Jardins de mai crépitants de roses, jardins de juin, vagues de verdure où les maisons émergent à moitié, comme des îles.

Jardins d'été. Jardins abandonnés, où la végétation se dilate à s'en étouffer, où mort et vie en même temps débordent. Jardins bien propres où susurrent les rasoirs à gazon électriques, beaux comme des aspirateurs. Car elles sont mortes, je ne les entendrai plus, les anciennes et merveilleuses tondeuses - lourdes comme des chars d'assaut, avec leurs lames au ferraillement d'enfer, entre mitrailleuse et guillotine - que seuls nos pères pouvaient pousser.



Jardin secret à Vigneux
Jardin secret.
(Photo Michel Lamoureux)






VII


LES TOUTES PETITES


Les toutes petites. Maisons à une place, une place et demie (pour l'homme et sa moitié). Vraies coquilles d'homme. (Bicoque : une coquille pour deux.) Elles vous vont comme un gant. A l'intérieur, on ne peut qu'avoir chaud : on se frotte contre les murs.

J'ai trouvé la plus ravissante aux confins de Draveil et Vigneux, dans une impasse — la rue Petite. Un cagibi en bois, deux pièces naines au rez-de-chaussée, et en guise d'étage une tourelle d'au moins trois mètres carrés.

La plupart sont moins reluisantes. Brique bicolore, beige sale-vermillon blême. Ou bien la plus noire bâtardise, un étage briquolé, un étage crépisseux (comme ces toutous d'avant-guerre, fox devant, loulous derrière).

Rien que des vieilles. Maisons de poupée devenues maison de pépé. Maisons niches à chien.

On n'en fait plus des comme ça. On les construisait dimanche après dimanche, aidé par des copains ou parfois tout seul.

Une maison à soi, incroyable luxe. Toute une vie d'économies. On était les riches des pauvres. Gens de peu ou de pas beaucoup.
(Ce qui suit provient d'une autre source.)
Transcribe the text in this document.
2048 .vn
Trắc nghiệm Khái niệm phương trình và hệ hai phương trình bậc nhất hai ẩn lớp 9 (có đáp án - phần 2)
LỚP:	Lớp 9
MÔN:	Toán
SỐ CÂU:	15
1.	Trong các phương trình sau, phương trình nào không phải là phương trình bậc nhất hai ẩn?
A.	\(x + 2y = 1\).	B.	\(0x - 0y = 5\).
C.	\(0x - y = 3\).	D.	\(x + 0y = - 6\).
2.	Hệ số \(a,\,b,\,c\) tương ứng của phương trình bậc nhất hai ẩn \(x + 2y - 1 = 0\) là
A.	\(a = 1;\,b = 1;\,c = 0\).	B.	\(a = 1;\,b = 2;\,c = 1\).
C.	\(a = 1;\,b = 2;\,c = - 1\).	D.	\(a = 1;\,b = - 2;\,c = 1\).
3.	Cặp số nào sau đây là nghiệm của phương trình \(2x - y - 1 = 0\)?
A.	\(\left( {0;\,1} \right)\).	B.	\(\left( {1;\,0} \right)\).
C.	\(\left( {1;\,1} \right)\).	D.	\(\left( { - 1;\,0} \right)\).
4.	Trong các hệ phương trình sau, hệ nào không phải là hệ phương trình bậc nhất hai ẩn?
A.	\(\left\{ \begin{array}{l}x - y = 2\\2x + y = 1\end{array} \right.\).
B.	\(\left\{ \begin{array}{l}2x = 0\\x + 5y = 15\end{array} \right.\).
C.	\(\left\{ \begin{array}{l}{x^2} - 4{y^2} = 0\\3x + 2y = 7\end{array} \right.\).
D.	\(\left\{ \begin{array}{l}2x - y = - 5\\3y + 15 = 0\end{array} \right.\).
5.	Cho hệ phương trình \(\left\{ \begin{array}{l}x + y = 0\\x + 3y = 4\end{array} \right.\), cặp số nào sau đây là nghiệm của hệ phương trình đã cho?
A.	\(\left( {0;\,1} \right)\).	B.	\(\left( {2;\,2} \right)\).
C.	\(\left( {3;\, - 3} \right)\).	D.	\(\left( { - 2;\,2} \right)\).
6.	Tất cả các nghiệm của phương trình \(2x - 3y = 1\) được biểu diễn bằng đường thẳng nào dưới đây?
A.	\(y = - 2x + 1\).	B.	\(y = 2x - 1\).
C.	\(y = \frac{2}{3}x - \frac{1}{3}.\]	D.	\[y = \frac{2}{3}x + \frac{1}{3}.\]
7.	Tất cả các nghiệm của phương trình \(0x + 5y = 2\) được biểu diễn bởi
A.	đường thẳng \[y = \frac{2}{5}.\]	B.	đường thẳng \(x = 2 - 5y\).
Comment ne pas les chérir, ces maigrelettes? Elles sont comme nous. Dérisoires et dignes, accueillantes et précaires, serrées contre les voisines ou parfois refusant leur appui, redressées de toute leur petitesse comme un enfant ou un vieux qui veut tenir debout tout seul.

Il en est une que j'aime entre toutes. Quand je veux la voir, j'ouvre l'album de Doisneau et Cendrars, Banlieue de Paris, à la dernière page.

Maison minimale. Plus riquiqui on meurt. Une porte, une fenêtre, une cheminée, un tuyau de gouttière. Pour une personne, pas plus. Comme la cabane dans les forêts des anciens contes, habitée par le pauvre bûcheron, ou la grand-mère du Petit Chaperon Rouge — ou des nains.

Exemplaire. Rien de superflu, à peine un brin de coquetterie : les deux losanges encadrant la fenêtre — on passe du degré zéro de l'architecture au degré O,5. Et la touche suprême, ce discret coup de génie (volontaire ou non?) : la casquette de traviole du toit qui fausse imperceptiblement la symétrie — car nous sommes en banlieue, royaume du tordu, du bric et du broc, où toute perfection, tout bon goût seraient déplacés.

Incroyable petitesse. Il faut la supposer plus grande au dedans qu'au dehors. Car en plus, c'est une boutique! Une boutique double : épicerie et buvette! Le manger, le boire : l'essentiel. Rêve d'autarcie. Une maison où l'on passerait toute sa vie. Un étage pour dormir, un autre pour travailler ; en haut la solitude, en bas la société.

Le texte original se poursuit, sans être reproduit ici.